Miss Theodosia groaned. "It may be blueing streaks," she said, but there was little comfort in blueing streaks. She got her opera glasses and peered through them at her beloved dresses. Brought up at close range, they were certainly blue-streaked, and there was plain lack of the snowy whiteness her stern washing-creed demanded.

At intervals, small figures issued from the house and circled about the clotheslines, inspecting their contents critically. Miss Theodosia saw one of them—it was the child of her doorstep—lay questionable hold (it must be questionable!) upon a delicate garment and examine a portion of it excitedly. She saw the child dart back to the house and again issue forth, dragging the slender young washerwoman. Together they examined. Miss Theodosia caught up her glasses and brought the little pair into the near field of her vision; she saw both anxious young faces. The face of Stefana was strained and careworn.

Miss Theodosia was thirty-six years old, and all of the years had been comfortable, carefree ones. In the natural order of her pleasantly migratory, luxurious life, she had rarely come into close contact with careworn or strained faces; this contact through the small, clear lenses seemed startlingly close. Stefana's lean and anxious face, the child's baby-bent little back, like the back of an old woman—it was at these Miss Theodosia looked through her pearl glasses. She forgot to look at the garment the children examined so troubledly. Suddenly, Miss Theodosia Baxter—traveler, fortune-favored one—found herself as anxious for the success of Stefana's stout little project as the two young people within her field of view, but, suddenly and unaccountably, from a new motive. The slim, worn-looking little creature,—and that tinier, tired little creature—must not fail! The stout project should succeed!

Stefana carried the disputed garment back into the house and rewashed it; it was dripping wet when she again dangled it beside the others. Several times during the afternoon this process was repeated, until, at nightfall, the entire wash dripped, rewashed and soggy. Miss Theodosia nodded her head approvingly; she had her reasons for being glad that the wash was to remain out overnight.

It was a starless, moonless night—a night to prowl successfully about clotheslines.

Miss Theodosia prowled.
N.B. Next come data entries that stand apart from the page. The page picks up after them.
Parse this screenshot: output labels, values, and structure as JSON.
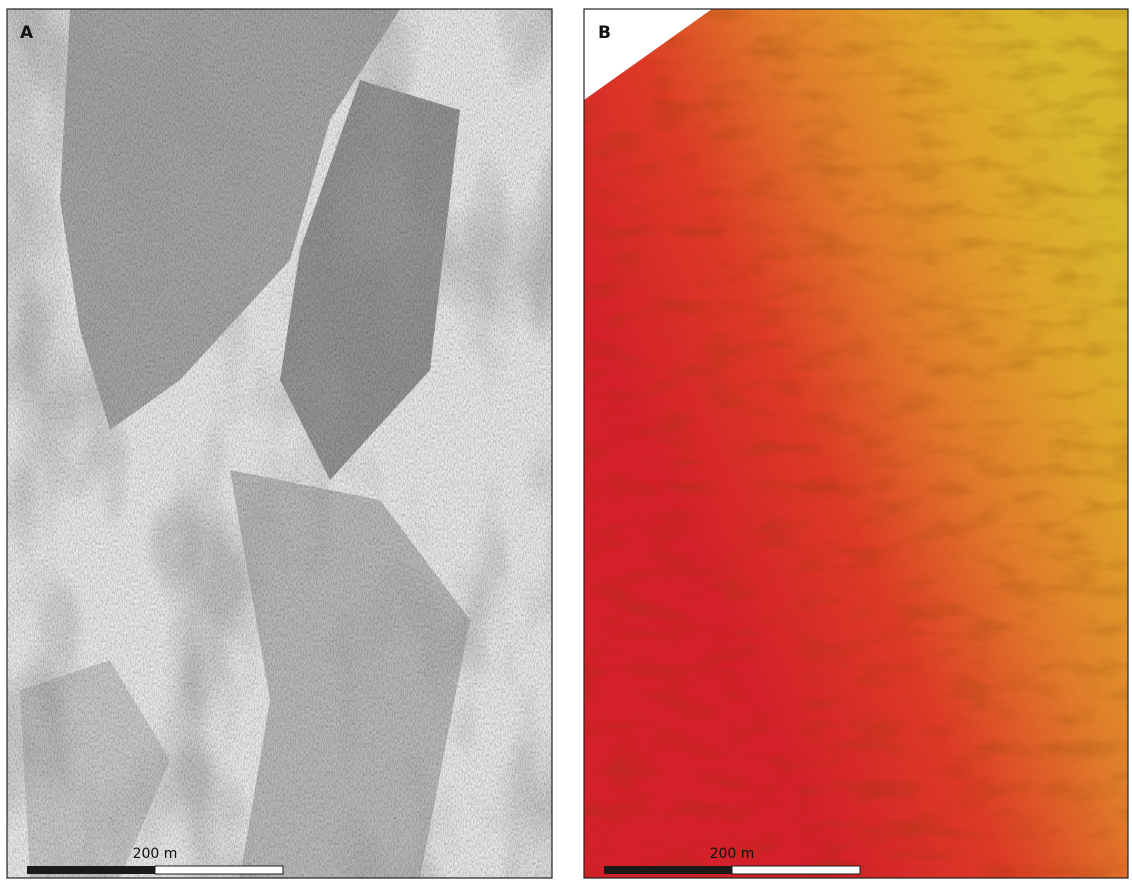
{
  "panels": [
    {
      "label": "A",
      "scale_bar": "200 m"
    },
    {
      "label": "B",
      "scale_bar": "200 m"
    }
  ]
}
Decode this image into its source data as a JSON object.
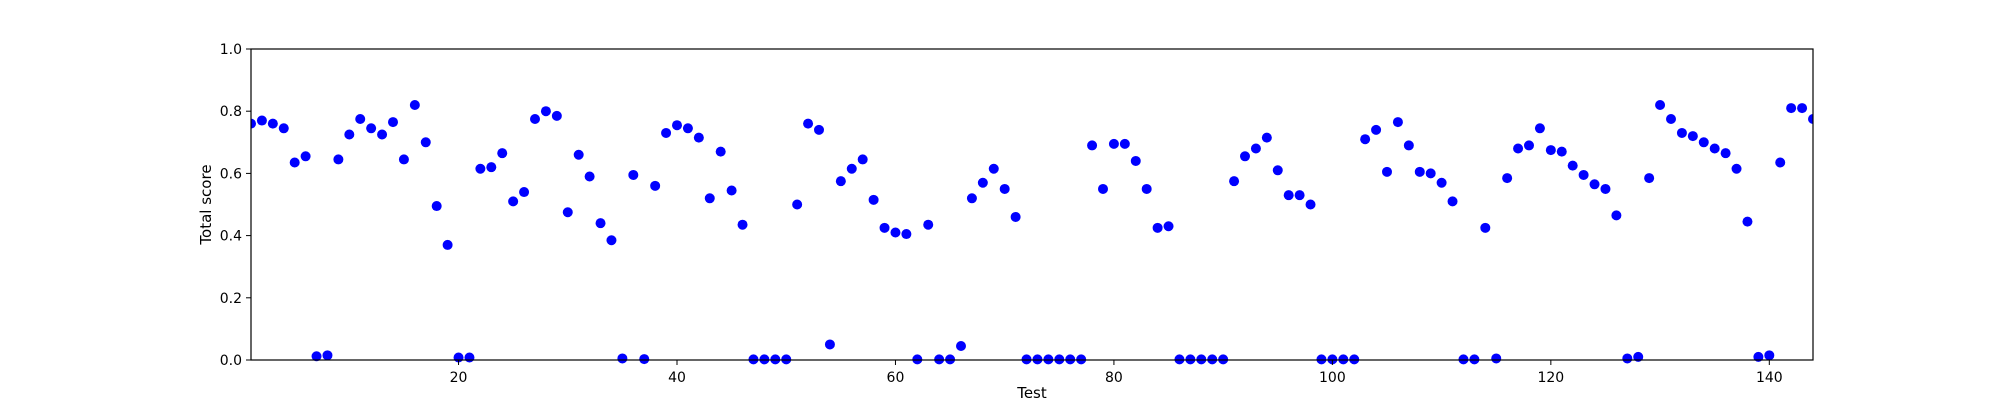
{
  "chart_data": {
    "type": "scatter",
    "title": "",
    "xlabel": "Test",
    "ylabel": "Total score",
    "xlim": [
      1,
      144
    ],
    "ylim": [
      0.0,
      1.0
    ],
    "x_ticks": [
      20,
      40,
      60,
      80,
      100,
      120,
      140
    ],
    "y_ticks": [
      0.0,
      0.2,
      0.4,
      0.6,
      0.8,
      1.0
    ],
    "x_tick_labels": [
      "20",
      "40",
      "60",
      "80",
      "100",
      "120",
      "140"
    ],
    "y_tick_labels": [
      "0.0",
      "0.2",
      "0.4",
      "0.6",
      "0.8",
      "1.0"
    ],
    "grid": false,
    "marker_color": "#0000ff",
    "x": [
      1,
      2,
      3,
      4,
      5,
      6,
      7,
      8,
      9,
      10,
      11,
      12,
      13,
      14,
      15,
      16,
      17,
      18,
      19,
      20,
      21,
      22,
      23,
      24,
      25,
      26,
      27,
      28,
      29,
      30,
      31,
      32,
      33,
      34,
      35,
      36,
      37,
      38,
      39,
      40,
      41,
      42,
      43,
      44,
      45,
      46,
      47,
      48,
      49,
      50,
      51,
      52,
      53,
      54,
      55,
      56,
      57,
      58,
      59,
      60,
      61,
      62,
      63,
      64,
      65,
      66,
      67,
      68,
      69,
      70,
      71,
      72,
      73,
      74,
      75,
      76,
      77,
      78,
      79,
      80,
      81,
      82,
      83,
      84,
      85,
      86,
      87,
      88,
      89,
      90,
      91,
      92,
      93,
      94,
      95,
      96,
      97,
      98,
      99,
      100,
      101,
      102,
      103,
      104,
      105,
      106,
      107,
      108,
      109,
      110,
      111,
      112,
      113,
      114,
      115,
      116,
      117,
      118,
      119,
      120,
      121,
      122,
      123,
      124,
      125,
      126,
      127,
      128,
      129,
      130,
      131,
      132,
      133,
      134,
      135,
      136,
      137,
      138,
      139,
      140,
      141,
      142,
      143,
      144
    ],
    "y": [
      0.76,
      0.77,
      0.76,
      0.745,
      0.635,
      0.655,
      0.012,
      0.015,
      0.645,
      0.725,
      0.775,
      0.745,
      0.725,
      0.765,
      0.645,
      0.82,
      0.7,
      0.495,
      0.37,
      0.008,
      0.008,
      0.615,
      0.62,
      0.665,
      0.51,
      0.54,
      0.775,
      0.8,
      0.785,
      0.475,
      0.66,
      0.59,
      0.44,
      0.385,
      0.005,
      0.595,
      0.003,
      0.56,
      0.73,
      0.755,
      0.745,
      0.715,
      0.52,
      0.67,
      0.545,
      0.435,
      0.002,
      0.002,
      0.002,
      0.002,
      0.5,
      0.76,
      0.74,
      0.05,
      0.575,
      0.615,
      0.645,
      0.515,
      0.425,
      0.41,
      0.405,
      0.002,
      0.435,
      0.002,
      0.002,
      0.045,
      0.52,
      0.57,
      0.615,
      0.55,
      0.46,
      0.002,
      0.002,
      0.002,
      0.002,
      0.002,
      0.002,
      0.69,
      0.55,
      0.695,
      0.695,
      0.64,
      0.55,
      0.425,
      0.43,
      0.002,
      0.002,
      0.002,
      0.002,
      0.002,
      0.575,
      0.655,
      0.68,
      0.715,
      0.61,
      0.53,
      0.53,
      0.5,
      0.002,
      0.002,
      0.002,
      0.002,
      0.71,
      0.74,
      0.605,
      0.765,
      0.69,
      0.605,
      0.6,
      0.57,
      0.51,
      0.002,
      0.002,
      0.425,
      0.005,
      0.585,
      0.68,
      0.69,
      0.745,
      0.675,
      0.67,
      0.625,
      0.595,
      0.565,
      0.55,
      0.465,
      0.005,
      0.01,
      0.585,
      0.82,
      0.775,
      0.73,
      0.72,
      0.7,
      0.68,
      0.665,
      0.615,
      0.445,
      0.01,
      0.015,
      0.635,
      0.81,
      0.81,
      0.775
    ]
  }
}
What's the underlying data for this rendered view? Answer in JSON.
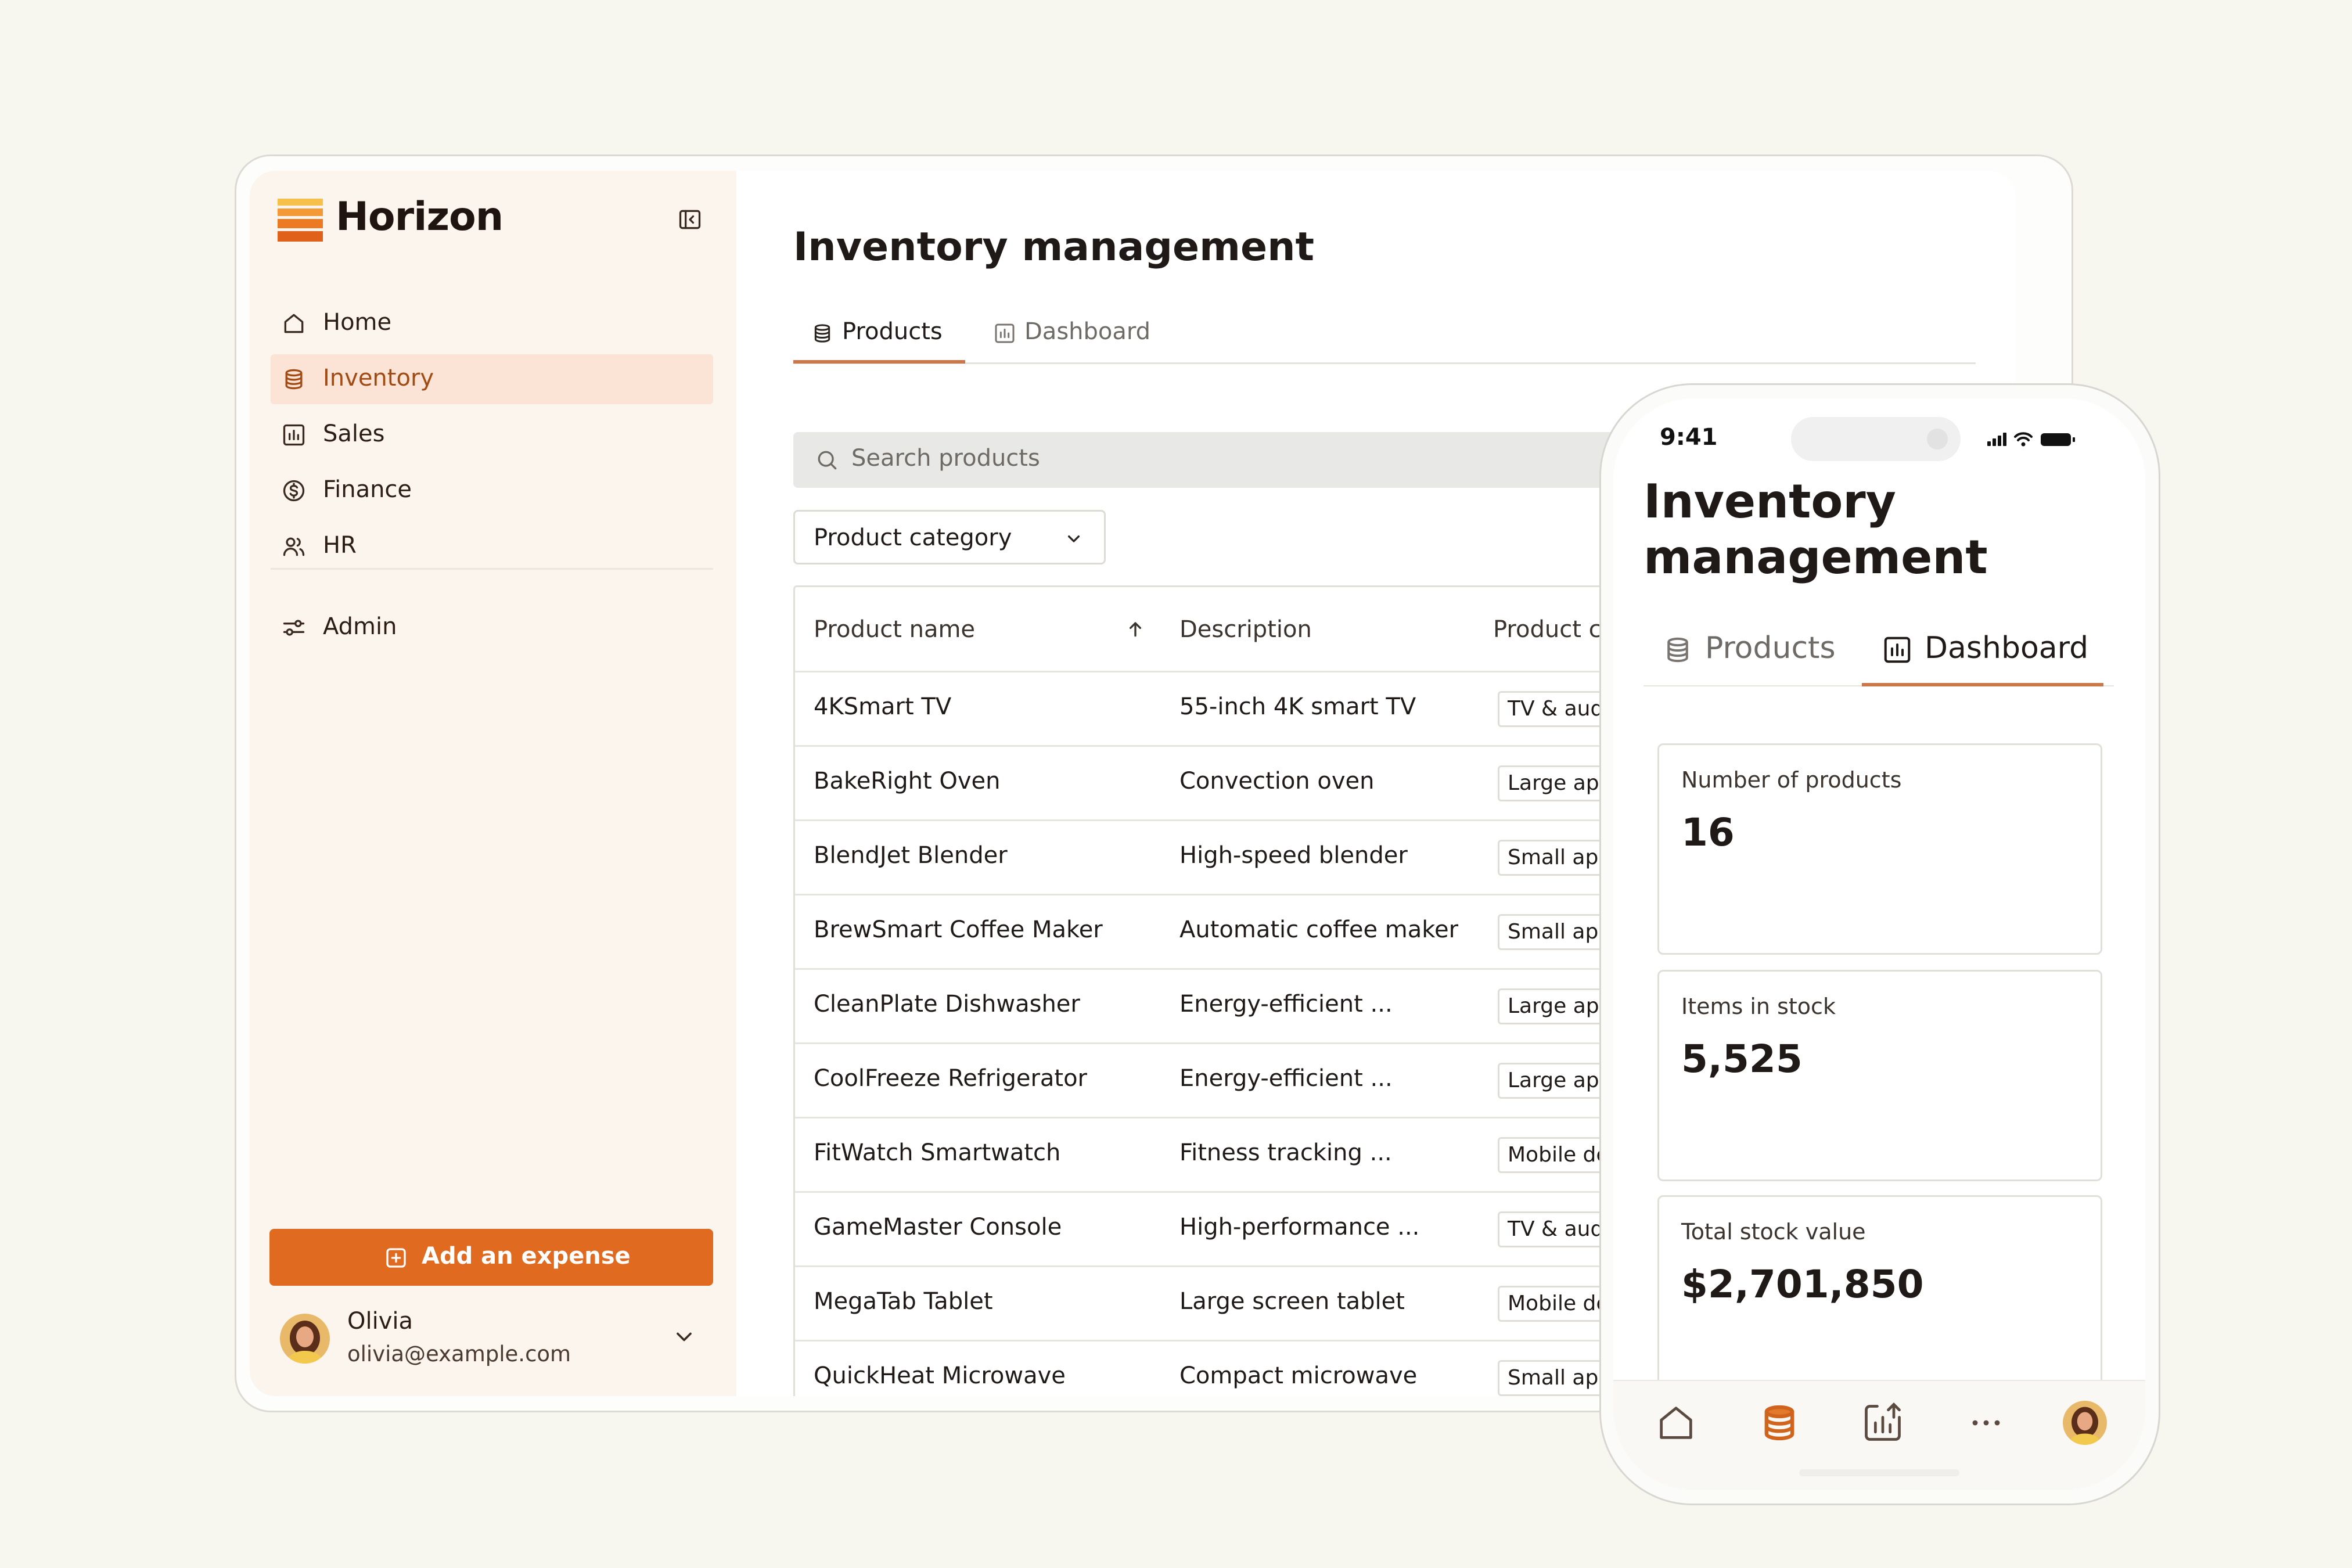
{
  "app": {
    "brand": "Horizon",
    "accent_color": "#e06a1f",
    "active_nav_bg": "#fbe4d5"
  },
  "sidebar": {
    "items": [
      {
        "label": "Home",
        "icon": "home-icon"
      },
      {
        "label": "Inventory",
        "icon": "database-icon",
        "active": true
      },
      {
        "label": "Sales",
        "icon": "chart-icon"
      },
      {
        "label": "Finance",
        "icon": "dollar-icon"
      },
      {
        "label": "HR",
        "icon": "users-icon"
      }
    ],
    "admin": {
      "label": "Admin",
      "icon": "sliders-icon"
    },
    "add_expense_label": "Add an expense",
    "user": {
      "name": "Olivia",
      "email": "olivia@example.com"
    }
  },
  "main": {
    "title": "Inventory management",
    "tabs": [
      {
        "label": "Products",
        "icon": "database-icon",
        "active": true
      },
      {
        "label": "Dashboard",
        "icon": "chart-icon"
      }
    ],
    "search_placeholder": "Search products",
    "category_filter": "Product category",
    "table": {
      "columns": [
        "Product name",
        "Description",
        "Product c"
      ],
      "rows": [
        {
          "name": "4KSmart TV",
          "description": "55-inch 4K smart TV",
          "category": "TV & audio"
        },
        {
          "name": "BakeRight Oven",
          "description": "Convection oven",
          "category": "Large appl"
        },
        {
          "name": "BlendJet Blender",
          "description": "High-speed blender",
          "category": "Small appl"
        },
        {
          "name": "BrewSmart Coffee Maker",
          "description": "Automatic coffee maker",
          "category": "Small appl"
        },
        {
          "name": "CleanPlate Dishwasher",
          "description": "Energy-efficient ...",
          "category": "Large appl"
        },
        {
          "name": "CoolFreeze Refrigerator",
          "description": "Energy-efficient ...",
          "category": "Large appl"
        },
        {
          "name": "FitWatch Smartwatch",
          "description": "Fitness tracking ...",
          "category": "Mobile dev"
        },
        {
          "name": "GameMaster Console",
          "description": "High-performance ...",
          "category": "TV & audio"
        },
        {
          "name": "MegaTab Tablet",
          "description": "Large screen tablet",
          "category": "Mobile dev"
        },
        {
          "name": "QuickHeat Microwave",
          "description": "Compact microwave",
          "category": "Small appl"
        }
      ]
    }
  },
  "phone": {
    "time": "9:41",
    "title_line1": "Inventory",
    "title_line2": "management",
    "tabs": [
      {
        "label": "Products",
        "icon": "database-icon"
      },
      {
        "label": "Dashboard",
        "icon": "chart-icon",
        "active": true
      }
    ],
    "stats": [
      {
        "label": "Number of products",
        "value": "16"
      },
      {
        "label": "Items in stock",
        "value": "5,525"
      },
      {
        "label": "Total stock value",
        "value": "$2,701,850"
      }
    ],
    "bottom_nav": [
      "home-icon",
      "database-icon",
      "chart-icon",
      "more-icon",
      "avatar"
    ]
  }
}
The little dry-goods box full of children was a small, vague blur, a little darker than the darkness. The children slept the profound sleep of childhood and childhood's unbelonging toil. Sleep was smoothing Stefana's roughened little nerves with gentle hand and fortifying her courage for yet more strenuous toils to come. Evangeline's weary little arm—and tongue—were resting.

Miss Theodosia prowled softly, to avoid disturbing the little box-house. She had the guilty conscience of the prowler that sent her heart into her mouth at the crackling of a twig under her feet. She found herself listening, holding her breath in a small panic. No sound of wakened sleepers, but there must be no more twigs.

"I must add a postscript to Cornelia Dunlap's letter," she thought. "This would make a thrilling wind-up! Cornelia would say, 'Lawk-a-daisy me, it can't be Theodosia Baxter!' She wouldn't need any little dog."

Safe in her own house once more, Miss Theodosia breathed a sigh of relief. Saved! But there was another trip yet to be made to that region behind the vague little blur of a box. It was too soon to be relieved.

"What I've done once I can do twice," boasted Miss Theodosia, undaunted, though at the approach of her second prowling expedition, her courage waned unexpectedly. "I mean if I have a cup of tea—strong," she weakly appended to her boast. It would take her longer out there the second time. She really needed tea.